In an effort to close a looming $895 million budget gap, the governor also plans to privatize and consolidate prisons, eliminate more than 6,000 state jobs, cut funding for health care and raise retirement costs for state employees.
While the governor says that his $25.5 billion state budget will not cut funding for higher education, that pledge depends on higher tuition for students and increases retirement costs for college and university employees.
In a memo to LSU system higher-ups, system President John Lombardi explained what he termed the Jindal administration’s “good treatment” of higher education, which has suffered hundreds of millions of dollars in cuts in recent years.
In exchange for that good treatment, Lombardi wrote, the governor expects higher education officials to “avoid negative messages about higher ed funding” and to recognize that the additional $100 million that employees will have to pay into their retirement plans is good for colleges and universities.
Areas outside of education will be hit hard to absorb the proposed cuts.
If the governor’s budget is approved, employee contributions to the Louisiana State Employees’ Retirement System will increase by three percentage points, which will equate to a cut in take-home pay.

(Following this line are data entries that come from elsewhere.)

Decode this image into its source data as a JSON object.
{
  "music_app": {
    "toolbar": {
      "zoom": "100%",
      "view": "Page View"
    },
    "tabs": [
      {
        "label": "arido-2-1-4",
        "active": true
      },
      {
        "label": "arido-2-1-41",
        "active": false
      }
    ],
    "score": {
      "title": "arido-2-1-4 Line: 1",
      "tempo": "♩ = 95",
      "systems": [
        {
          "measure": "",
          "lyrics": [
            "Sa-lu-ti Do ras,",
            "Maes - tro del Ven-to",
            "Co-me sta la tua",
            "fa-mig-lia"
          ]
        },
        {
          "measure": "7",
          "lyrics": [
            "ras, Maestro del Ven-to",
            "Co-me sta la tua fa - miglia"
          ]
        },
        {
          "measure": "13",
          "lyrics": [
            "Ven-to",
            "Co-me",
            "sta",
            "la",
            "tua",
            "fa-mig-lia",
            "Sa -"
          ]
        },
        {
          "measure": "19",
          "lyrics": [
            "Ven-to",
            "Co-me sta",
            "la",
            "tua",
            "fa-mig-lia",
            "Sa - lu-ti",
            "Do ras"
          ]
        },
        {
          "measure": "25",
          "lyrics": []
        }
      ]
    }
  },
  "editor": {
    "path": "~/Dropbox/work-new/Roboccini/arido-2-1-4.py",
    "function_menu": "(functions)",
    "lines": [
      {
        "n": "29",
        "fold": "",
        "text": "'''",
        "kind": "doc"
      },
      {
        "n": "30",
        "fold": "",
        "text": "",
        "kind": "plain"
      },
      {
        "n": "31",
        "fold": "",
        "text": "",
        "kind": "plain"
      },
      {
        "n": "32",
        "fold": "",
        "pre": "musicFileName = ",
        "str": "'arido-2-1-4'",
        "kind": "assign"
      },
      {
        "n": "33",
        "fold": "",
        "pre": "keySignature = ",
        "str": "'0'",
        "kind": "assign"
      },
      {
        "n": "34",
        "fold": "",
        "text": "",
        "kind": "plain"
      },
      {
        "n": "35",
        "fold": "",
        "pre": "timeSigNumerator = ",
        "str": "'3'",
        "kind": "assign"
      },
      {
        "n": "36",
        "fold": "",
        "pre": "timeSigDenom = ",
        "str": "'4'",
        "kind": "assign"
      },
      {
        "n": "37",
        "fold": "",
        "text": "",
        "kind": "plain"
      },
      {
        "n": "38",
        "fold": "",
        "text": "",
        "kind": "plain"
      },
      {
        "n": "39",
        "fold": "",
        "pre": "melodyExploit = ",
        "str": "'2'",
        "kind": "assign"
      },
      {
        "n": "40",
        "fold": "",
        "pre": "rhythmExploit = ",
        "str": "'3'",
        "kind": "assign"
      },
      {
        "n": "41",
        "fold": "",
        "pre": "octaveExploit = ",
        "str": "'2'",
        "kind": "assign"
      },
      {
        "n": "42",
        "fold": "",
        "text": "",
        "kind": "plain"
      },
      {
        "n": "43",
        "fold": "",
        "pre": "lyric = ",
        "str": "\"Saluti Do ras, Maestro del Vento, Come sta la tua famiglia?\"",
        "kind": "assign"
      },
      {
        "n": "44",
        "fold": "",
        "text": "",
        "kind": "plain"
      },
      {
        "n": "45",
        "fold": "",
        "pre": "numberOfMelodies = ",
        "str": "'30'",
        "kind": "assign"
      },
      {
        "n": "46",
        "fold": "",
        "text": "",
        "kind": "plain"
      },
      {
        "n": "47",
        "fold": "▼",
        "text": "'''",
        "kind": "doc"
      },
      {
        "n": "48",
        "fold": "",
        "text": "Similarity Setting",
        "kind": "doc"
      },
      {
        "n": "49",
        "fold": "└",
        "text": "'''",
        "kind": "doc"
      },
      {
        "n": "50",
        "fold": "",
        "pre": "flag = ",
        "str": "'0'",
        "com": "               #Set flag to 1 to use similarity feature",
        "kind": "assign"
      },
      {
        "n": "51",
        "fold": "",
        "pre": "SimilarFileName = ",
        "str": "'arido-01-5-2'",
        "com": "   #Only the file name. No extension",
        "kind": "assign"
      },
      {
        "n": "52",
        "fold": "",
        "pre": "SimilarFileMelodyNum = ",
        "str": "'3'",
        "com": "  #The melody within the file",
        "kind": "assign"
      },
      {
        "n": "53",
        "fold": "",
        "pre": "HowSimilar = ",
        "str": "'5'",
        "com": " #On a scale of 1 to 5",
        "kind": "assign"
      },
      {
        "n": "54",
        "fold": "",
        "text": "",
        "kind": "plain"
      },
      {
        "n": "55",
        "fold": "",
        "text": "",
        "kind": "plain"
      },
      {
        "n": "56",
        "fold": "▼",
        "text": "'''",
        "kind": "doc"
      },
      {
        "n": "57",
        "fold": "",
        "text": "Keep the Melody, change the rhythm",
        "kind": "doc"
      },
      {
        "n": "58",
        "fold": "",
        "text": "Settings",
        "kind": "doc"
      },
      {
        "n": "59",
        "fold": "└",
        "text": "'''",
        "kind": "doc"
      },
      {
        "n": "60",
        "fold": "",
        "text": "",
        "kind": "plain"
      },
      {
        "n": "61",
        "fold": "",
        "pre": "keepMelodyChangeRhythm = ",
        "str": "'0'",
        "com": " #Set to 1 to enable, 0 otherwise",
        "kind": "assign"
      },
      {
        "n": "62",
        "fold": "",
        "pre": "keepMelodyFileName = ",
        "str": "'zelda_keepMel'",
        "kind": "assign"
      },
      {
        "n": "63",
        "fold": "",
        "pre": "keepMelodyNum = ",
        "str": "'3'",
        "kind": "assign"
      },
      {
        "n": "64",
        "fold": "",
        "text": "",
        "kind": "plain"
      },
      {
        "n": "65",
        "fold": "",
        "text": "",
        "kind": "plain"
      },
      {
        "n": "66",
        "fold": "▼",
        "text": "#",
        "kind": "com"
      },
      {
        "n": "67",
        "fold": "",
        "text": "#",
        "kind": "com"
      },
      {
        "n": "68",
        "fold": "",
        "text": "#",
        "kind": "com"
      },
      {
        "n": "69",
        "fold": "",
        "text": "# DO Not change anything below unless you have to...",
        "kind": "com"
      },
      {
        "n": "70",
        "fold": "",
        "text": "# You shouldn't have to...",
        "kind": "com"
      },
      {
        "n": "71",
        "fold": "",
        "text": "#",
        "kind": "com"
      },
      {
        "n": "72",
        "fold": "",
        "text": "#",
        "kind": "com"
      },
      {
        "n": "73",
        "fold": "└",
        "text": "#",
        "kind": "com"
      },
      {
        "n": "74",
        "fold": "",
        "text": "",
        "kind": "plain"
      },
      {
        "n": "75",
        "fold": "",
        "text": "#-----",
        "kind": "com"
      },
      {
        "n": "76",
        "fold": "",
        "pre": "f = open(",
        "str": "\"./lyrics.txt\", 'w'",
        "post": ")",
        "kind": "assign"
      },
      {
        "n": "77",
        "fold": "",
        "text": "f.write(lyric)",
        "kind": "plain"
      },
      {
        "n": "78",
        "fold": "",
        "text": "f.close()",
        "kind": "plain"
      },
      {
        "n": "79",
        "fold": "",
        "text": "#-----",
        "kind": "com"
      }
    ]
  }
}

Division of Administration Commissioner Paul Rainwater said that no changes are proposed for the Teachers Retirement System of Louisiana this year because the Jindal administration plans so many other public education “reforms.”
Some of the most governor’s controversial plans that failed last year are back in this year’s budget proposal. Once again, Jindal has plans to sell the Avoyelles Correctional Center to a private company. He also wants to fire state employees from the Office of Group Benefits and hire a private management company to manage the public employee health plan.